D. ENGL 690 Comprehensive Examination or ENGL 691 Thesis.
Upon completion of all course work, students enroll in ENGL 690 (3 units) or ENGL 691 (3 units).
ENGL 690 - Comprehensive Examination is an independent reading that culminates in a written comprehensive examination based on the department’s standardized reading list. The examination must be passed with a grade of “B-“ or better, and it may be taken no more than two times. For more information, see ENGL 690 Comprehensive Examination.
ENGL 691 - Thesis requires students to complete a carefully designed study of a selected topic or area in British Literature, American Literature, or Linguistics. Emphasis is placed on original insights as contributors to graduate scholarship. The English Department requires that the thesis be between 50 and 70 pages in length. For more information, see ENGL 691 Thesis.
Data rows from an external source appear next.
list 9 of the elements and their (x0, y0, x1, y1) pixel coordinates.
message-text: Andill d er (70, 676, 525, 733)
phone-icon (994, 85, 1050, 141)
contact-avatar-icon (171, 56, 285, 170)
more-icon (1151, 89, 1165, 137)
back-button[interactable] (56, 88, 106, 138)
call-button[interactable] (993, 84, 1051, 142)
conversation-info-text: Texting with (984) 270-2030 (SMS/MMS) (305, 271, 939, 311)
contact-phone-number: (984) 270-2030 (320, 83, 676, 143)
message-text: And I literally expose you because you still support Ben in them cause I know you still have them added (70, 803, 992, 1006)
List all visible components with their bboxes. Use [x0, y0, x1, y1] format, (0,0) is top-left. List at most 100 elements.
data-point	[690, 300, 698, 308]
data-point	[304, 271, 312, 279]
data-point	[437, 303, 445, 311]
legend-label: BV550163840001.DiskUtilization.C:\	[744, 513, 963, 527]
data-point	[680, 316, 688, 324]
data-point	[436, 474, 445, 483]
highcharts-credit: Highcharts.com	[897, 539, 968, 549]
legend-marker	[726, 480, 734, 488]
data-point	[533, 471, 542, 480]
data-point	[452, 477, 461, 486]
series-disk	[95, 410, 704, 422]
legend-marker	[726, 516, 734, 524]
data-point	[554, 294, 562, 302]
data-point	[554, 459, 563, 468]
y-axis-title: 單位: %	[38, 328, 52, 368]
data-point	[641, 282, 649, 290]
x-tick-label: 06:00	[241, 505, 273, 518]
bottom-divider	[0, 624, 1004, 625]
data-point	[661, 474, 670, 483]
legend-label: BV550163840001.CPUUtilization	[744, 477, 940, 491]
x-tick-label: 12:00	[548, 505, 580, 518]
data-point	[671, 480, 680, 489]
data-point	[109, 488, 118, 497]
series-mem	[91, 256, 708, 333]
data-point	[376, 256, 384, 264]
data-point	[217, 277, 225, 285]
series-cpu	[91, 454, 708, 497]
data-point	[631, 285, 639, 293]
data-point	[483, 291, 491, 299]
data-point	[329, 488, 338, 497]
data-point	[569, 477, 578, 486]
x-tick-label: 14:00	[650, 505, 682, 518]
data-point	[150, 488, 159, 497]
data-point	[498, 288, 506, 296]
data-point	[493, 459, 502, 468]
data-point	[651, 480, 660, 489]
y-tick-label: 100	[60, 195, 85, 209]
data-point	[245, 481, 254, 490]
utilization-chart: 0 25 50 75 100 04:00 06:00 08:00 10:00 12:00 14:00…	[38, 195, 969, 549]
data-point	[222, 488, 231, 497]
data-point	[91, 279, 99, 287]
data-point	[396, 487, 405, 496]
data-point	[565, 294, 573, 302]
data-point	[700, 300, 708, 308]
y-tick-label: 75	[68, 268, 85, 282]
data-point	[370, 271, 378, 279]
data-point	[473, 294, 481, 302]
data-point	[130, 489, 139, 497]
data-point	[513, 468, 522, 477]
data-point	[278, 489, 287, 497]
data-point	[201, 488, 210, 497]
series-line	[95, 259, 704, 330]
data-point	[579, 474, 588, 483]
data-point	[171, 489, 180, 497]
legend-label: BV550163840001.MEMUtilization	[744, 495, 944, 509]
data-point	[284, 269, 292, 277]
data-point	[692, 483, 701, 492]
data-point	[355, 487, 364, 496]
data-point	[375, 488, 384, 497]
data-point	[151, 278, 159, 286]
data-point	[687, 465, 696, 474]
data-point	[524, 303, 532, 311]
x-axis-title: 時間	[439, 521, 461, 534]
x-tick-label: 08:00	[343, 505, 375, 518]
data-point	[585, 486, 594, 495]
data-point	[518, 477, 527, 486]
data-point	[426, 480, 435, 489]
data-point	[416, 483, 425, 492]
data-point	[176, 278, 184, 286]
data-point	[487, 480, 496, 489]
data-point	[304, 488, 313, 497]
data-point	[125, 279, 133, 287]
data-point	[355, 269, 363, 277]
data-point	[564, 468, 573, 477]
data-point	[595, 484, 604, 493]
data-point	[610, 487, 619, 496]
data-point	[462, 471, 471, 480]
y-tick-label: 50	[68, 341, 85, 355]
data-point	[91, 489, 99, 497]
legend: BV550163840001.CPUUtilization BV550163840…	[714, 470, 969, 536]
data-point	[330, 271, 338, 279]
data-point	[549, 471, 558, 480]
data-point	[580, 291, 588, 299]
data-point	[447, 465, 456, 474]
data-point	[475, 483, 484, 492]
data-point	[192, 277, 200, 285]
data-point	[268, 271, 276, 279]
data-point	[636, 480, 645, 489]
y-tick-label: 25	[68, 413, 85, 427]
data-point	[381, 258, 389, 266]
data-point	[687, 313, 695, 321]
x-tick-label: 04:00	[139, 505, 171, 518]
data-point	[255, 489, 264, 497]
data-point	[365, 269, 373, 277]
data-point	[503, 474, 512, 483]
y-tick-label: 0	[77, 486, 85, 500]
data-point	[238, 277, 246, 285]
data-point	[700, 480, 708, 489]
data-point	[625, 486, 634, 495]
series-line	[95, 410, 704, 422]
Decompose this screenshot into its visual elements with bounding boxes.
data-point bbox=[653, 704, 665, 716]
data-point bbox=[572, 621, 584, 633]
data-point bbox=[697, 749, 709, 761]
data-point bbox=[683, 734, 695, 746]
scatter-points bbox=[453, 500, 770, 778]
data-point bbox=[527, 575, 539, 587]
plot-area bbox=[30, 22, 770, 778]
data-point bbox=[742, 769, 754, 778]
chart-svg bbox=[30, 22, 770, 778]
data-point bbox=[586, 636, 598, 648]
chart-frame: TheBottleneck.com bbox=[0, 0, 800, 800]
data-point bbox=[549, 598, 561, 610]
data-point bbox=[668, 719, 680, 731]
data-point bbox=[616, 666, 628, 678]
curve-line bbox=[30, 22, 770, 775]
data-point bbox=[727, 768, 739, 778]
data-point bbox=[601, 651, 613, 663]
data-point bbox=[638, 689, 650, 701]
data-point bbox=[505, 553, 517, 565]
E. Additional Requirements
Writing Competency Requirement – All graduate students must satisfy the Graduation Writing Assessment Requirement as soon as possible, unless they have already done so as undergraduates or graduates at CSUB or at another California State University. This requirement may be met by passing the regularly scheduled examination or by successfully completing ENGL 304, 305 or 310; this requirement must be satisfied before the student may take the final comprehensive examination.
Time Limitation on Course Requirements – State law mandates a seven-year limitation on course credits.
Students who fail to complete their degree program within the seven-year limit must retake any courses that have
Teaching Assistant Program in Writing – The Teaching Assistant Program begins with a one-quarter apprenticeship in a composition course or courses in the department. If the faculty mentor’s evaluations are positive and enrollment is sufficient, the student will be assigned to his or her own class for a maximum of three quarters. Students are required to take ENGL 600: English Practicum (3 units) in conjunction with their apprenticeship. Prerequisites for the Teaching Assistant Program are: (1) completion of ENGL 506 with a grade of “B+” or better, and (2) completion of 20 hours of tutoring.